Concerns About Conclusions of Self-monitoring of Blood Glucose—Reply

Author Affiliations
  • 1Division of Endocrinology, Department of Medicine, School of Medicine, University of North Carolina at Chapel Hill, Chapel Hill
  • 2Cecil G. Sheps Center for Health Services Research, University of North Carolina at Chapel Hill, Chapel Hill
  • 3Department of Family Medicine, School of Medicine, University of North Carolina at Chapel Hill, Chapel Hill
JAMA Intern Med. 2017;177(12):1874-1875. doi:10.1001/jamainternmed.2017.6152

In Reply We thank Pimazoni-Netto et al for their letter and include our response to their concerns. In considering our published results,1 it is of tantamount importance that readers understand the tenets of comparative effectiveness research (CER).
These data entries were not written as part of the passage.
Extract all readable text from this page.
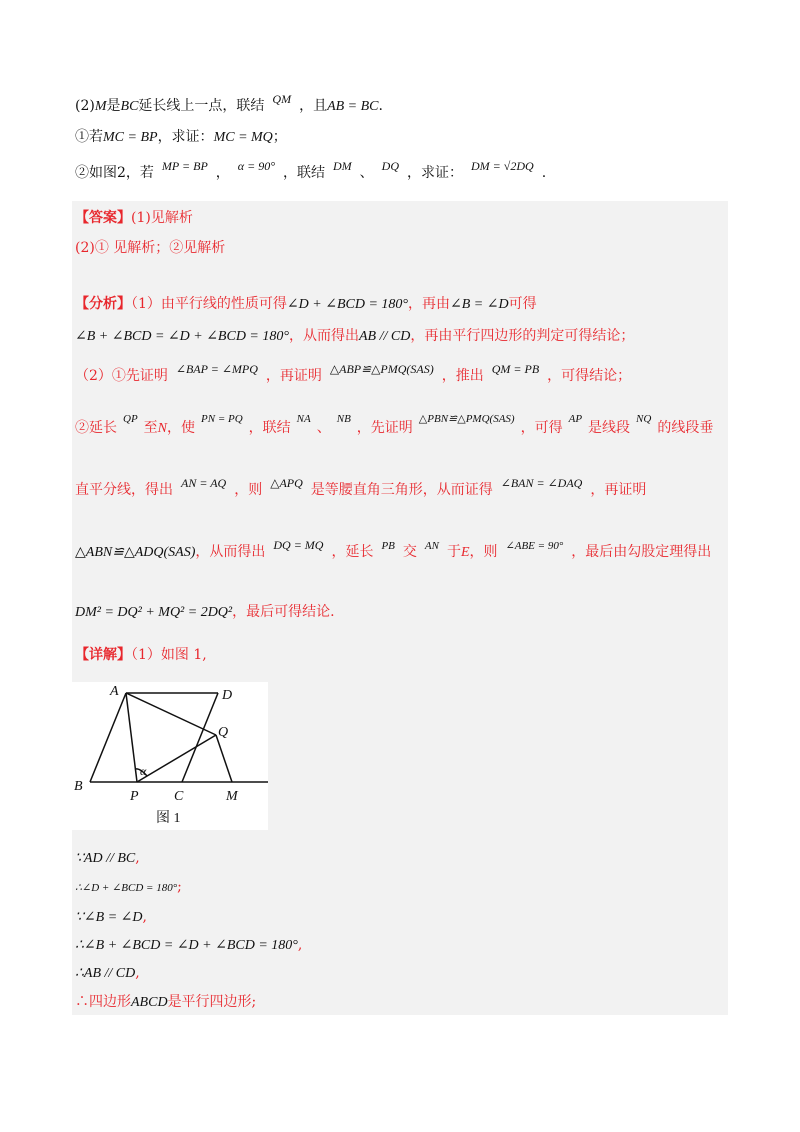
(2)M是BC延长线上一点，联结 QM ，且AB = BC.
①若MC = BP，求证：MC = MQ；
②如图2，若 MP = BP ， α = 90° ，联结 DM 、 DQ ，求证： DM = √2DQ .
【答案】(1)见解析
(2)① 见解析；②见解析
【分析】（1）由平行线的性质可得∠D + ∠BCD = 180°，再由∠B = ∠D可得
∠B + ∠BCD = ∠D + ∠BCD = 180°，从而得出AB // CD，再由平行四边形的判定可得结论；
（2）①先证明 ∠BAP = ∠MPQ ，再证明 △ABP≌△PMQ(SAS) ，推出 QM = PB ，可得结论；
②延长$^{QP}$至N，使$^{PN = PQ}$，联结$^{NA}$、$^{NB}$，先证明$^{\triangle PBN≌\triangle PMQ(SAS)}$，可得$^{AP}$是线段$^{NQ}$的线段垂
直平分线，得出 AN = AQ ，则 △APQ 是等腰直角三角形，从而证得 ∠BAN = ∠DAQ ，再证明
△ABN≌△ADQ(SAS)，从而得出 DQ = MQ ，延长 $^{PB}$ 交 $^{AN}$ 于E，则 $^{\angle ABE = 90^\circ}$ ，最后由勾股定理得出
DM² = DQ² + MQ² = 2DQ²，最后可得结论.
【详解】（1）如图 1,
A	D
Q
B
P	C	M
α
图 1
∵AD // BC,
∴∠D + ∠BCD = 180°;
∵∠B = ∠D,
∴∠B + ∠BCD = ∠D + ∠BCD = 180°,
∴AB // CD,
∴四边形ABCD是平行四边形;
Comparative effectiveness research studies are pragmatic in nature, and they are designed to: (1) inform health care decisions and/or policy; (2) evaluate 2 or more interventions that have the potential to represent best practice; and (3) be executed in real-world, clinical settings.2 The MONITOR trial1 was designed as a comparative effectiveness trial. For those steeped in the traditions of efficacy trials, fully embracing the tenets of CER can be challenging.